I think we live in an era where we really do not know what these deep committed relationships are for anymore. But opposed to this being a curse for us it can actually be a blessing. A blessing because as the structures that once existed lose their grip, we are being asked to re-evaluate the why of marriage and of committed sexual relationships and out of this introspection we can be called to a new and deeper understanding of their purpose and intention.
 
Christ's call is to discipleship. The call to discipleship is a call to remaining open to God in order to have your life transformed by the power of God working in your life. Living out this transformed life means that it is a struggle. It is a struggle with our own selves, a struggle with God, and a struggle with our neighbor. And our closest neighbor is our partner, especially the partner to whom we have made unique and public vows of fidelity towards. Jesus is calling to question the notion of disposable relationships and disposable intimacy. He is calling to question an ancient world practice that viewed people as instrumental to the aggrandizement of our egos in the birthing of children.

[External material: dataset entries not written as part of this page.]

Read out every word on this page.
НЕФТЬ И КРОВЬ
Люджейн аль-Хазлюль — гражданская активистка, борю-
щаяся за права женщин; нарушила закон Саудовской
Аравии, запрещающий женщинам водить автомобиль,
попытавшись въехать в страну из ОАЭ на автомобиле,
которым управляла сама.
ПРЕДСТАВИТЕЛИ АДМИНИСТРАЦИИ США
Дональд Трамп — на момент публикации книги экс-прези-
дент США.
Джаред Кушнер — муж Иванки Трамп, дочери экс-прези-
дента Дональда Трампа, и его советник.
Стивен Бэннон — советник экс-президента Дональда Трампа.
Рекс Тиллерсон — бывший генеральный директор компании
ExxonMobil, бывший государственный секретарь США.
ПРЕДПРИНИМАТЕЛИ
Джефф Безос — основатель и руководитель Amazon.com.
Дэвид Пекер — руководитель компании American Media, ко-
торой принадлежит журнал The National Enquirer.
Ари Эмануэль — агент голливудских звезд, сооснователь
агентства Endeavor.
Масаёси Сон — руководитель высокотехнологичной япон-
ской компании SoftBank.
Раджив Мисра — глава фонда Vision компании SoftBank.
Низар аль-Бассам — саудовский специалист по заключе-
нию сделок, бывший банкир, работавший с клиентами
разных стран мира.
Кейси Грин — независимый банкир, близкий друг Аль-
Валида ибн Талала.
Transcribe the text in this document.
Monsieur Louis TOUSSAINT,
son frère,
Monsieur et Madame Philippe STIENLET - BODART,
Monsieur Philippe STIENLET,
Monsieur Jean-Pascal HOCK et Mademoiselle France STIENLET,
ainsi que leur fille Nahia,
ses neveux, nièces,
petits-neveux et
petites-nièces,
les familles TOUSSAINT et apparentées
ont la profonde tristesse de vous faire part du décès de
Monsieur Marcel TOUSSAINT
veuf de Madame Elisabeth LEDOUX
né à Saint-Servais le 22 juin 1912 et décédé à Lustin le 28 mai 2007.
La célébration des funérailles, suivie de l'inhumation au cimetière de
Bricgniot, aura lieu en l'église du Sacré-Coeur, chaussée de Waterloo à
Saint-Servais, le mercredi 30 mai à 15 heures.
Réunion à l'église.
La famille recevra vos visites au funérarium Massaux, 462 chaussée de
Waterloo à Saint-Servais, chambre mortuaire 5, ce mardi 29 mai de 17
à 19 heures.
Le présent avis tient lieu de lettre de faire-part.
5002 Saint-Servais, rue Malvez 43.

He is still calling us to question, asking how more contemporary notions of romance and sexual attraction turn our partners into an aggrandizement of our contemporary egos.
 
 
Marriage and committed partnerships are an adventure. It is the arena where we can make God's love known to the world. It is an arena where at times it is like bearing our cross, but Jesus tells us it that it is in those times that we are paradoxically the most free. For us who look to follow Christ, marriage is an exercise of radical service to the other, for the building up of the two who have become one. Jesus points us toward this realization with these words.